Familiar arch shape cross section molded plastic corrugated leaching chambers are buried in soil for use. They have opposing sidewalls which run upwardly and inwardly from opposing side base flanges to a solid top. Chambers must be strong enough to resist the overlying load of soil and any objects such as vehicles which move across the soil surface. The chamber sidewalls have commonly been perforated for flow of water laterally into the surrounding soil. The chamber construction or installation should hinder soil particulates from moving into the chamber interior and allow good outward flow of wastewater. In some situations that aim is achieved by the configuration of the chamber itself. For example, the chamber has downward sloping slots. In other situations, the chamber has holes which are not suited to inhibiting soil movement, and a barrier sheet such as geotextile filter fabric is interposed between the soil and chamber, as discussed further below. Generally, it is desirable to maximize sidewall leaching area per unit length of chamber. The leaching area of a chamber comprises both the exposed soil area at the base of the chamber and the water-exposed soil area adjacent the sidewalls of the chamber.
In one typical type of injection molded chamber, the peak and valley corrugations have downward sloping slots which are defined by louvers. See U.S. Pat. No. 7,189,027 of Brochu et al., where the chamber has a continuous curve arch. See U.S. Pat. No. 4,759,661 of Nichols et al. where the chamber has planar sidewalls and a generally trapezoid shape cross section. Louvers which define slots have often been structural parts of the sidewalls; first, in being a part of the sidewall structure which transfers the down-load of overlying soil to the base flanges; and, second, in resisting the lateral or inward-force of soil. There are countervailing aims when there are slotted sidewalls. The essential aim is to maximize the exposed soil area into which wastewater may flow. On the one hand, the openings should be large, and the down-slope small, so there is a resultant large open area, to maximize the outflow of water. On the other hand, the openings should be small and the down-slope steep, to minimize inflow of particles, and maximize the structural plastic per unit area in the sidewall. A practical design compromise is typically reached. See U.S. Pat. Nos. 5,511,903, 7,189,027 and other patents referenced herein for examples.

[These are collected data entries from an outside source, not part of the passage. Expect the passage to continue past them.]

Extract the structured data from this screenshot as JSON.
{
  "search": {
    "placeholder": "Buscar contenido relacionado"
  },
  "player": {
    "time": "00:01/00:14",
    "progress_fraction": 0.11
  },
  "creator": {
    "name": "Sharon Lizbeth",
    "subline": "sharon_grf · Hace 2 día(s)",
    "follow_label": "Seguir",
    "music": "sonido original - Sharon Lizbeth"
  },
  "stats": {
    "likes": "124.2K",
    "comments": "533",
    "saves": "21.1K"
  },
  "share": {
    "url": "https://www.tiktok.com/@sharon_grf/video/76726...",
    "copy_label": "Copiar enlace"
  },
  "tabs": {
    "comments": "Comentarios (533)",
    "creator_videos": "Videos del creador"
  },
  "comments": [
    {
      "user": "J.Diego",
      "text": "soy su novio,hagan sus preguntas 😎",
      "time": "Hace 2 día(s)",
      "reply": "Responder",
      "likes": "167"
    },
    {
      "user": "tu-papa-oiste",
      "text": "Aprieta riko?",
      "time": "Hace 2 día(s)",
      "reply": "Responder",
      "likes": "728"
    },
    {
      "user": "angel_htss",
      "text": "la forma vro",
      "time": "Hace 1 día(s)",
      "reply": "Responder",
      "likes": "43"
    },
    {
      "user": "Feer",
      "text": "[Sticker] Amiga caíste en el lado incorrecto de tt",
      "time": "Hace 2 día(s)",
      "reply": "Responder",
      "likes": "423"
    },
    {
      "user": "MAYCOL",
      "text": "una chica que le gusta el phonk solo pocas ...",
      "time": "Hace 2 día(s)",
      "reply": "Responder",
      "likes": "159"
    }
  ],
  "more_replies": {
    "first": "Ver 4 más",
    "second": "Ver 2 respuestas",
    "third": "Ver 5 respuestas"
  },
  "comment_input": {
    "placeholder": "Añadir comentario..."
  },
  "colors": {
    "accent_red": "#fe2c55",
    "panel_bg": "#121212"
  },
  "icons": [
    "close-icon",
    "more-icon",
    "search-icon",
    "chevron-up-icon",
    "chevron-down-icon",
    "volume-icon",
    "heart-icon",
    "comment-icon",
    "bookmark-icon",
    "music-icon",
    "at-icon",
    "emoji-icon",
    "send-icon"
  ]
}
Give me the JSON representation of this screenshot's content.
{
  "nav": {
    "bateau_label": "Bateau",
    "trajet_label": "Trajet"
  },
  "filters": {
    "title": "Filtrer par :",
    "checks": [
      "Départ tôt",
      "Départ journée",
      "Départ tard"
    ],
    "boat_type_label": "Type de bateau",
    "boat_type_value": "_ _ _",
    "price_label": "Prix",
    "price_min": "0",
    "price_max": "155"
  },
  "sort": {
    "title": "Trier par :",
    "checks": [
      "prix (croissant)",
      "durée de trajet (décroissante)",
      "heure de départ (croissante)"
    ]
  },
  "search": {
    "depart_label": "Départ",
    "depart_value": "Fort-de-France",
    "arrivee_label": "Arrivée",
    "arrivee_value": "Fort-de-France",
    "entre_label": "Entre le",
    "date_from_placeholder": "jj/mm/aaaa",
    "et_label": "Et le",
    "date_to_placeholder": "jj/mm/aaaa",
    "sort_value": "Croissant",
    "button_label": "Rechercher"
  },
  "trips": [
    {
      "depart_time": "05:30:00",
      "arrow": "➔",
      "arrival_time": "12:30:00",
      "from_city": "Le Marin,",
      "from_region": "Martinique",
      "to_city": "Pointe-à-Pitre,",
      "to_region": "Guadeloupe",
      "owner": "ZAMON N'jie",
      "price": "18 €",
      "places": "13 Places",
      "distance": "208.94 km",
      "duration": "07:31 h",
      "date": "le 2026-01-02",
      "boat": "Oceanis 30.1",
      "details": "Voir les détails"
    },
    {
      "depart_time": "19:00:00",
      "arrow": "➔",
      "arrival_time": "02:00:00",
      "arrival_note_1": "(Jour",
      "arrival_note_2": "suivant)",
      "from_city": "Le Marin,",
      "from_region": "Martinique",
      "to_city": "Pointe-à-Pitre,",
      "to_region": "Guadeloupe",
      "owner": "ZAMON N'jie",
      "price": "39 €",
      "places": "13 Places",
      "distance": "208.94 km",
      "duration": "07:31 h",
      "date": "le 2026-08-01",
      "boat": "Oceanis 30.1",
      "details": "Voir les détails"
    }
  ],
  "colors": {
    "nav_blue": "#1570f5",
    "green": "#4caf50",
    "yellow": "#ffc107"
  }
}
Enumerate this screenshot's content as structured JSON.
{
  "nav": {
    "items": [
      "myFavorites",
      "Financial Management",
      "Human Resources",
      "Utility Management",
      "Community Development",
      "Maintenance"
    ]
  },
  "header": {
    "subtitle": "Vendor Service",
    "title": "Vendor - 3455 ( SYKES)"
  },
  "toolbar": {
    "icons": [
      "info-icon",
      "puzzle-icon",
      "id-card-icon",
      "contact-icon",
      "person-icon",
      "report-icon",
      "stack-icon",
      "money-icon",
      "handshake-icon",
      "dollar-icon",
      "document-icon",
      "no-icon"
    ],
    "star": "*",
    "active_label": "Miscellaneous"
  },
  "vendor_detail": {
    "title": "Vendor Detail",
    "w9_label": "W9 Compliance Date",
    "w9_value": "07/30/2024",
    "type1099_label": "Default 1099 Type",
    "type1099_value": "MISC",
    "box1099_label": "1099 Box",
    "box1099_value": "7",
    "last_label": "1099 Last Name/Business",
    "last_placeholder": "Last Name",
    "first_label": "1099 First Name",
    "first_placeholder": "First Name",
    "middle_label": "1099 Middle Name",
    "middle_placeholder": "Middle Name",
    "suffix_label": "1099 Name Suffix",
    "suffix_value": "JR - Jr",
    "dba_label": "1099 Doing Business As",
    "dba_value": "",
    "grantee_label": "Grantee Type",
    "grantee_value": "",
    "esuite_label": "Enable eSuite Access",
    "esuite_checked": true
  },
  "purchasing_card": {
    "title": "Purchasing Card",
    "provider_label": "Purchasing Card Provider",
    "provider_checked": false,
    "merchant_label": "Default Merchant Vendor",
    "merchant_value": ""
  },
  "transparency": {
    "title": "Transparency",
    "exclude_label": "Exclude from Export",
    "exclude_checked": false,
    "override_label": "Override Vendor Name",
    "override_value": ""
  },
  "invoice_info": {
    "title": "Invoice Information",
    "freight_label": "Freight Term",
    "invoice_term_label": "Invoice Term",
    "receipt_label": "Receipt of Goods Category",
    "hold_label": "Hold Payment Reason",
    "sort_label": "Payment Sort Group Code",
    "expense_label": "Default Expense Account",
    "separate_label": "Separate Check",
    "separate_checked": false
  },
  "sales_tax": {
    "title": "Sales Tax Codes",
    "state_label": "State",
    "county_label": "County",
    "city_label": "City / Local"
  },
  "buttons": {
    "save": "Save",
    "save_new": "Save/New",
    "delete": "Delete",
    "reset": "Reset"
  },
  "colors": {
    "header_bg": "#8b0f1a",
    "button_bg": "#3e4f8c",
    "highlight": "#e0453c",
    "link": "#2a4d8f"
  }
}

Other kinds of molded plastic leaching chambers have spaced apart round or of other shape openings. For example, chambers made by thermoforming plastic sheet have such kind of sidewall perforations, which typically might be made in a secondary operation. See U.S. Pat. No. 5,087,151 of Ditullio for a thermoformed chamber with round sidewall holes. Round holes of substantial size generally necessitate the use of geotextile draped over the chamber, before a leaching trench is backfilled with common soil. Holes must not be so large that that the force of soil can push geotextile through the opening. Typically, non-slotted holes are of the order of 0.5-1 inch diameter. In some installations, a geotextile filter fabric is laid over a slotted sidewall chamber, to inhibit inflow of fine sand particles. For example, see U.S. Pat. No. 7,207,747 of England, which describes how geotextile is either wrapped around a chamber or run lengthwise along the chamber sidewalls.
There is a continuing aim to lower the cost of leaching chambers, such as by decreasing the weight of plastic, thus reducing manufacture cost, while maintaining strength and adequate sidewall leaching area; or by decreasing the cost of molds and molding. Different soils may indicate different sidewall opening configurations. If openings in a chamber sidewall are made small to resist fine particulates, leaching area per unit length is reduced and such chamber will be inefficient in coarse soils, e.g., more small-opening chambers are needed to meet a particular total leaching area than would be the case if the sidewall was tailored to a coarse material.
While different chamber models might be molded, each having a particular sidewall configuration, that would mean not only increased mold costs and inventory costs, but this approach is impractical in the market place. When, as described above, geotextile is placed over the whole of a leaching chamber, labor and material costs are increased. Thus, there is a need to address these issues in an economic way.